I sat on the other side of her desk, not sure if we were at an impasse. She picked up a sleek pen and wiggled it back and forth in her fingers.

“What do you remember about the afternoon when you were mugged?” I asked, changing the subject before she made me an offer too good to refuse.

“It’s kind of a blur, you know? I was walking out to my car. Someone came up from behind and grabbed me with one arm and took my hat. I didn’t get a good look at him. He shoved me down toward the back of my car, and when I turned around, he was running away from me.”

“How do you know it was a guy? Did he say anything? Do you remember any other details?”

“I think he said, ‘You can’t have this yet.’ His voice was low and I can’t place it, but it was familiar. I just keep going over what he said. ‘You can’t have this yet’? That’s not what you say when you’re mugging someone. You say, ‘Give me your wallet.’ What he said makes it sound like I was the one who took the hat from him.”
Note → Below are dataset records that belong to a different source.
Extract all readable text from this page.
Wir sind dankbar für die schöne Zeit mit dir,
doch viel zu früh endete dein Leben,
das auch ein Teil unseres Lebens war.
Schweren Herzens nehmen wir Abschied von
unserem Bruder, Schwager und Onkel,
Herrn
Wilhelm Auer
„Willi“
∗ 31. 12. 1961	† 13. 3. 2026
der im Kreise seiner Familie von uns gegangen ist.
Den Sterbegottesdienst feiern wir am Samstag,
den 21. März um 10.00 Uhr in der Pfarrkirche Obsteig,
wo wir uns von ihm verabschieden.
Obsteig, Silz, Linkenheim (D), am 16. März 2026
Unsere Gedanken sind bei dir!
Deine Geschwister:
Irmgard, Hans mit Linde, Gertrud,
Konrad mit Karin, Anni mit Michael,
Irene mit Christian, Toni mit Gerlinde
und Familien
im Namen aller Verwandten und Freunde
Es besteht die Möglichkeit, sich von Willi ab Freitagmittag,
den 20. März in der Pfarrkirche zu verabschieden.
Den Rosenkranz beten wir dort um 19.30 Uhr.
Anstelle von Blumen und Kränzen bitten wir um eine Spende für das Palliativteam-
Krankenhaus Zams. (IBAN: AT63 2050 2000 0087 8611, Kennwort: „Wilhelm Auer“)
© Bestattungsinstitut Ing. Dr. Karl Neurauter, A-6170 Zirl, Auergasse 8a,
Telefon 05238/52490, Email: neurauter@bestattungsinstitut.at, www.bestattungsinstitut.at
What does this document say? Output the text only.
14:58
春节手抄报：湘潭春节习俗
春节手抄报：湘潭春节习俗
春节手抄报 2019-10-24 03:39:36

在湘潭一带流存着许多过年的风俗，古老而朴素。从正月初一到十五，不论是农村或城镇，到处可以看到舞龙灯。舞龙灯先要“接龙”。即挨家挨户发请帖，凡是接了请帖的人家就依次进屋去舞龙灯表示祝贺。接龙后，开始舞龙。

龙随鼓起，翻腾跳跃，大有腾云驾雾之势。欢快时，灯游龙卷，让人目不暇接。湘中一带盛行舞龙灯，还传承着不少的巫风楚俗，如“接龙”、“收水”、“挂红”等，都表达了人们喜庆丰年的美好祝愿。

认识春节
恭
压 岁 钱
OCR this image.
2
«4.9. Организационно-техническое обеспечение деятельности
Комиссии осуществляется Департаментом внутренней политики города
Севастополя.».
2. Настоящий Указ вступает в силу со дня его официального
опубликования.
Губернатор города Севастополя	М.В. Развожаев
“You said the voice was familiar?”

She nodded, and her red hair bounced off her shoulders.

“Do you know anybody from the museum? Christian Jhanes, Thad Thomas? Dr. Daum?”

“I don’t know any of those names.”

“What about Milo Delaney?”

She leaned forward and looked at the notebook on her desk for a few seconds. She pulled a leather agenda out of the top right drawer of her desk and flipped through pages from earlier in the year. She stopped on March and tapped one perfectly manicured fingertip on the second Friday.

“Yes. I mean, I think so, but maybe yes. I met him at the accessories market last year. We were next to each other in the airport security line and he got into a fight with the woman at the counter because she said his bag was too heavy.”

“He does seem to have a short fuse,” I said, thinking back to how he’d treated me when I was at his showroom with Nick.

“But he’s a hat designer. What would he want with my vintage hat?

“You said you bought it on the secondary market, right? Can you introduce me to your contact?”

“I may have made it sound like I was more connected than I was. My boss was the one with the contact. He invited me to tag along because he thought he’d look less suspicious if he was with a woman. His contact—he didn’t exactly put an ad in the paper. I wouldn’t know where to begin to find him.”

“I don’t understand. Aren’t these people in the business of selling something?”

“Collectors are different from people like us. You can’t just walk into a store and buy a valuable piece of history. I mean, you can at some places, but to get the real thing, to know it’s been authenticated, but to not pay a fortune, well, you can’t go standard retail. You’d be amazed what’s out there. Vintage Hermes, Stephen Sprouse, Pierre Cardin. You name it, somebody’s got one to sell. It’s all hush-hush, and it’ll cost you, but you can get it.”

“You’re saying that the sellers are protective of who gets their stuff?”

“Exactly. The people selling stuff love it as much as the people who want to buy it, and the sellers want to make sure it’s going to someone who will truly appreciate what they bought. Remember Audrey Hepburn’s dress from
Breakfast at Tiffany’s
? Christie’s predicted it would go for something like a hundred thousand. It sold for close to a million. And that Jean Louis dress that Marilyn Monroe wore to sing ‘Happy Birthday’ to President Kennedy? That went for
more
than a million. I know the economy’s tough for the rest of the world, but collectors … well, they’re still willing to shell out money when something rare becomes available. They’re willing to accept that they might never be able to tell anyone that they have what they have. And most serious buyers know when they see the real thing. They’re willing to not ask questions about something’s provenance.”